Charoenphat is the third bridge in the Charoen series. It was opened in 1913 on the occasion of King Vajiravudh (Rama VI)'s 33rd birthday. Before it, there was Charoen Rat 32 Bridge in the Bobae area, followed by Charoen Sri 34 Bridge on Rattanakosin Island.

The King personally presided over the bridge's inauguration on December 29, 1913. The bridge's original sculptures were far more exquisite than what remains today. At the centre of the bridge, above the nameplate, there was a sculpture of a five-headed nāga, reflecting that His Majesty was born in the Year of the Dragon. The bridge also bore His Royal Cypher, Vor Por Ror (ว.ป.ร.)

The bridge has undergone numerous renovations, so that its original appearance no longer remains. Even the name has been shortened, removing the Thai number "๓๓" and leaving only "Charoenphat Bridge" as it appears today.
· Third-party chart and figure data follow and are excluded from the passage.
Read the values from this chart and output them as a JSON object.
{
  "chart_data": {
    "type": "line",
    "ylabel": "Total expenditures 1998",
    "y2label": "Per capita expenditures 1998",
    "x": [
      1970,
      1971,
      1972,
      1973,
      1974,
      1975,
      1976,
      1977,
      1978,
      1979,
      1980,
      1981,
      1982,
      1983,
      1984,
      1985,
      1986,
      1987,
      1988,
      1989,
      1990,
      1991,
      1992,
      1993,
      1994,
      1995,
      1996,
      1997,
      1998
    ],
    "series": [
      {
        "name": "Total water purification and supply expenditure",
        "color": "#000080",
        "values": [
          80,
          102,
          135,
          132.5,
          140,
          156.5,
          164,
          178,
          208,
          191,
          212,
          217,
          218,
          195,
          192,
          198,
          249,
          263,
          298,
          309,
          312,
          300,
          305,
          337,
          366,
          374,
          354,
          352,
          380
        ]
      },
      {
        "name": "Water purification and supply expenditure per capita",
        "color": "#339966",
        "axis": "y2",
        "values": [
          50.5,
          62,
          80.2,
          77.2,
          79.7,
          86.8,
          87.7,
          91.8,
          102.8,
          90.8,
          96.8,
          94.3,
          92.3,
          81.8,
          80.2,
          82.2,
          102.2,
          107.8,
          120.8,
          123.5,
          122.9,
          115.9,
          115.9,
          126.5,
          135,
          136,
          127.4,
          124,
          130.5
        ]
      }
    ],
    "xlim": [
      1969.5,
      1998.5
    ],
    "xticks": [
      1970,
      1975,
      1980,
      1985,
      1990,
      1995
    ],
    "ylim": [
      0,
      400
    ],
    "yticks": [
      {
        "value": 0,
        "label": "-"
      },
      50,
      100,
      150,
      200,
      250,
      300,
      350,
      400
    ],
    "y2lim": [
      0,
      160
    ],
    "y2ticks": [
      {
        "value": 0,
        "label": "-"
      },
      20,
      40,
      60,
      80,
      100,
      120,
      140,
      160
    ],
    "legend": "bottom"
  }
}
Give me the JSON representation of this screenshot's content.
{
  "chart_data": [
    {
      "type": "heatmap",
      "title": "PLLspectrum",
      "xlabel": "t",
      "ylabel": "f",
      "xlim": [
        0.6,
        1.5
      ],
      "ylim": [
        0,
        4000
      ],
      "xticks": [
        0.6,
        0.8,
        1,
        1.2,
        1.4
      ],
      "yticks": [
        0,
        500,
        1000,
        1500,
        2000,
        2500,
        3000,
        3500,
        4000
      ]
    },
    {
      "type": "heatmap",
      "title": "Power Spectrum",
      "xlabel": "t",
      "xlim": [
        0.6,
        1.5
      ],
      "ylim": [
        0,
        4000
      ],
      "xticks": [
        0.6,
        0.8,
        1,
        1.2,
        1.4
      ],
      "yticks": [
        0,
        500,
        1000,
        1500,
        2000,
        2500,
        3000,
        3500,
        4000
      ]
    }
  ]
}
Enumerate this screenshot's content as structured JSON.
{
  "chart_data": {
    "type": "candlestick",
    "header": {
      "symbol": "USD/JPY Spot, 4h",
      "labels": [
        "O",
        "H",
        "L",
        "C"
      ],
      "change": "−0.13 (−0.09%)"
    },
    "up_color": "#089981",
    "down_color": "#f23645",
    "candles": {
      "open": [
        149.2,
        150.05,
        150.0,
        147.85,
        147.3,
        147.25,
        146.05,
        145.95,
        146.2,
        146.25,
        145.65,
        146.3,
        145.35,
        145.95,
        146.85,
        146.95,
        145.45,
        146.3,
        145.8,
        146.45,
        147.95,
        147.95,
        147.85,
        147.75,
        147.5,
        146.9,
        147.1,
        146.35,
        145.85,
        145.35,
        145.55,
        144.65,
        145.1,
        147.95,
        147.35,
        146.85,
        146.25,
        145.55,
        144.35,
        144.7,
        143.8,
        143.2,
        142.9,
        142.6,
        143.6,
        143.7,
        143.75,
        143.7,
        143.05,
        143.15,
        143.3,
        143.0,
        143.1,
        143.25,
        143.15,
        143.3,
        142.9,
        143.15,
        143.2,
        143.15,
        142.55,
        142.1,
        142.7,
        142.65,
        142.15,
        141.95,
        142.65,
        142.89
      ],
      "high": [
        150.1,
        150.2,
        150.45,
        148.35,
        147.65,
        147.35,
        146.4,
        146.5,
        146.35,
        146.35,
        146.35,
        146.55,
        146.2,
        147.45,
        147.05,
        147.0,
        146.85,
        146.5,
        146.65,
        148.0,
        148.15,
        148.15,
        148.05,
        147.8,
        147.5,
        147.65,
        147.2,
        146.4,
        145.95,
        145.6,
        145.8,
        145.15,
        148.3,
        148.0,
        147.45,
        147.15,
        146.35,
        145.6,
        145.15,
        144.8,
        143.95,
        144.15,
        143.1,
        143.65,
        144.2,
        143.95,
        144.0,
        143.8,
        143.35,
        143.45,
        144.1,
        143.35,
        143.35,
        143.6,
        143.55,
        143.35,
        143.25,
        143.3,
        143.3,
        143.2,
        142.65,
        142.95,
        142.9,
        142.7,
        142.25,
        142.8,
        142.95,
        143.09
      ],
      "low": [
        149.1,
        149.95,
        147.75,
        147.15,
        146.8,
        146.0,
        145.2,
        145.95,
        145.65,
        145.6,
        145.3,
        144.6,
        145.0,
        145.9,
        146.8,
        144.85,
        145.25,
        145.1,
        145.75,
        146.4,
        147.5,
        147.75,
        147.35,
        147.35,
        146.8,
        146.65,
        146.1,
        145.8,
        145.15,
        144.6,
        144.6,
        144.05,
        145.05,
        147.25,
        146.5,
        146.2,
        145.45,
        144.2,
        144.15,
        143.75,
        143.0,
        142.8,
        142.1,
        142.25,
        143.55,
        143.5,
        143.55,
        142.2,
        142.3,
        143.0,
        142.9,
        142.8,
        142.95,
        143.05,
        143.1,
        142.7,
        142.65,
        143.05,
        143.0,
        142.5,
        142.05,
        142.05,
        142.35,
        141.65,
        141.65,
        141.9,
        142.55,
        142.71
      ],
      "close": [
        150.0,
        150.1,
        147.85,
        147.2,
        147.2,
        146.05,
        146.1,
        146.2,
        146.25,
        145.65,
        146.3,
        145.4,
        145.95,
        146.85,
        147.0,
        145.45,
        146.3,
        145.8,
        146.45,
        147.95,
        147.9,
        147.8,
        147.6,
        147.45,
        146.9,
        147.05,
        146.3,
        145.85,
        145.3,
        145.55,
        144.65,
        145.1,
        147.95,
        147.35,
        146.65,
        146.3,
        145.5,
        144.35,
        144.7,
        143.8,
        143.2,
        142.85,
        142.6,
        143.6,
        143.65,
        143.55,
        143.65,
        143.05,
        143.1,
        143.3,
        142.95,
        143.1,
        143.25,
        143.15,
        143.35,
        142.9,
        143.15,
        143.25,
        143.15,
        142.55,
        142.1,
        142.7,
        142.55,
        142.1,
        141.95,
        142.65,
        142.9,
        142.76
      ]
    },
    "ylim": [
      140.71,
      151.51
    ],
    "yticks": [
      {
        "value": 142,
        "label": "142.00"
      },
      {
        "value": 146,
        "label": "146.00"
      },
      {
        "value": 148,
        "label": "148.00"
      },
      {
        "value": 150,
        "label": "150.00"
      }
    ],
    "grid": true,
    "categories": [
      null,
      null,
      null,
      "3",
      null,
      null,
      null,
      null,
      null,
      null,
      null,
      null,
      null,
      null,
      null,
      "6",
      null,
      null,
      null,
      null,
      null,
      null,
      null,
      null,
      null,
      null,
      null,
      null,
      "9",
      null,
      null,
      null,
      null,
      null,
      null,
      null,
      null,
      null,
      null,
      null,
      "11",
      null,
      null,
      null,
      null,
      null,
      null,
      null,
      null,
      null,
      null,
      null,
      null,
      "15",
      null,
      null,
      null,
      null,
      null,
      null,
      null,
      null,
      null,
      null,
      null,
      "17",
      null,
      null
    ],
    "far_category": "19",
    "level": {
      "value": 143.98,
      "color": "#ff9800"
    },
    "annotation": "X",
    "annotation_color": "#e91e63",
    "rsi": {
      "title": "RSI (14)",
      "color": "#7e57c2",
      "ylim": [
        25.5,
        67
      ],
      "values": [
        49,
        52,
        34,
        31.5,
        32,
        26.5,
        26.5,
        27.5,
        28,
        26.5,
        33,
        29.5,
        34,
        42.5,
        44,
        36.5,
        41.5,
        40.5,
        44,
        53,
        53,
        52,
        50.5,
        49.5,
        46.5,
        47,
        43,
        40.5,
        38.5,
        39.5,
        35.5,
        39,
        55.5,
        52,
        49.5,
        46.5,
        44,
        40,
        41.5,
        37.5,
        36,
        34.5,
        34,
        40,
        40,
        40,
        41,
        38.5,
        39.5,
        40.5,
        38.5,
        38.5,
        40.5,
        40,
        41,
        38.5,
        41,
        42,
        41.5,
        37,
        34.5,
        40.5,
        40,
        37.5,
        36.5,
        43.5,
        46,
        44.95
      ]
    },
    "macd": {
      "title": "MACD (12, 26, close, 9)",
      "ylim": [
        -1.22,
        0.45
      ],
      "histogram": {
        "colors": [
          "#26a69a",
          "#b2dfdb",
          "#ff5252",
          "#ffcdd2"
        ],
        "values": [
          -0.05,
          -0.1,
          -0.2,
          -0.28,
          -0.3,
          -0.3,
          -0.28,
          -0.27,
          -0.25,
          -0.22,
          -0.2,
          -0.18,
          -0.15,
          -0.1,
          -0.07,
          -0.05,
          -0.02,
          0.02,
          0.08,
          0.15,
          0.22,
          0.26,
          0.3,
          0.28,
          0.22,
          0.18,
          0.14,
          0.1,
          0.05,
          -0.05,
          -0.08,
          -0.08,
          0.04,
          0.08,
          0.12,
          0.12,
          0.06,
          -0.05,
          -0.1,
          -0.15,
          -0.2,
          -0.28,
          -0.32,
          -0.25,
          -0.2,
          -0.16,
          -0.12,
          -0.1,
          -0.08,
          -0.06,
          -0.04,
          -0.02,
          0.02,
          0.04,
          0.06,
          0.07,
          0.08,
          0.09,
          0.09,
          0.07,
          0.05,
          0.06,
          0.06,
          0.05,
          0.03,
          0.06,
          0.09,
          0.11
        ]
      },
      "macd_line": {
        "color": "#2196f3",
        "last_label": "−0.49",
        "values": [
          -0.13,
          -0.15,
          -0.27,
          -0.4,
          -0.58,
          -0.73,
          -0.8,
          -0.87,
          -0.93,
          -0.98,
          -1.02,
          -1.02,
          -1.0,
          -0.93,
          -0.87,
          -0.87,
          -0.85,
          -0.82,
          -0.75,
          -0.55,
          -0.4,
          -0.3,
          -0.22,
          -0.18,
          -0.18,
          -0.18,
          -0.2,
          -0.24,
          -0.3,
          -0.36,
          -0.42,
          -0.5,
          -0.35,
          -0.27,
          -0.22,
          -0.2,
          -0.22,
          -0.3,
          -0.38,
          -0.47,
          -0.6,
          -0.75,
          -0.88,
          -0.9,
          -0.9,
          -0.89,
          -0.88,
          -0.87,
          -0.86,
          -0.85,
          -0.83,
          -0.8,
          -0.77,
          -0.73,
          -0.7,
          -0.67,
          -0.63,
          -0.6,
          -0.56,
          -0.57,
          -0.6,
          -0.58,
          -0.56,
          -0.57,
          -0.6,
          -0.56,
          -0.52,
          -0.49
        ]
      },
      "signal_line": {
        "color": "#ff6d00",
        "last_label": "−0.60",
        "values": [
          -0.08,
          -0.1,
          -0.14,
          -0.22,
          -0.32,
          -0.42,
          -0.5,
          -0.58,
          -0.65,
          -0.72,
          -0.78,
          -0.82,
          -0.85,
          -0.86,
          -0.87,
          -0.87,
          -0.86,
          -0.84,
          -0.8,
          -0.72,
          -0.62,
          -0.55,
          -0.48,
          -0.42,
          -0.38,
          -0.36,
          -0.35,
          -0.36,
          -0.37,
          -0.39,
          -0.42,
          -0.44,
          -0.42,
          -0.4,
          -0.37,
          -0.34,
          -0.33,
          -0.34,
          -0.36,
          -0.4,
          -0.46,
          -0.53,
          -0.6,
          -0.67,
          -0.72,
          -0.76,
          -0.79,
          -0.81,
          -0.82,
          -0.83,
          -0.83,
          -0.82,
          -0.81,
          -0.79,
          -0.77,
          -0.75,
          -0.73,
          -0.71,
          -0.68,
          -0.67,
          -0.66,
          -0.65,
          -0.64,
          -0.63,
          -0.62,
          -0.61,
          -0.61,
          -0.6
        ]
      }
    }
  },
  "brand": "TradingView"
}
At the Bangkok Yai end of the bridge stands an ancient mosque, Masjid Husayniyya, also better known as Kudi Charoenphat, a Shia Muslim mosque commonly known among Thais as Khaek Chao Sen. Its founders were Persian ancestors. Diagonally across from it, at the entrance of Soi Itsaraphap 19/1, there is also a World War II-era bomb shelter. Today, it exists only as a small room that is kept locked.

In addition, close by Soi Itsaraphap 21, also known as Soi Wat Sangkrachai, there is a shortcut leading out to Phetkasem Road (Highway 4) via Soi Phetkasem 4, the longest highway in Thailand.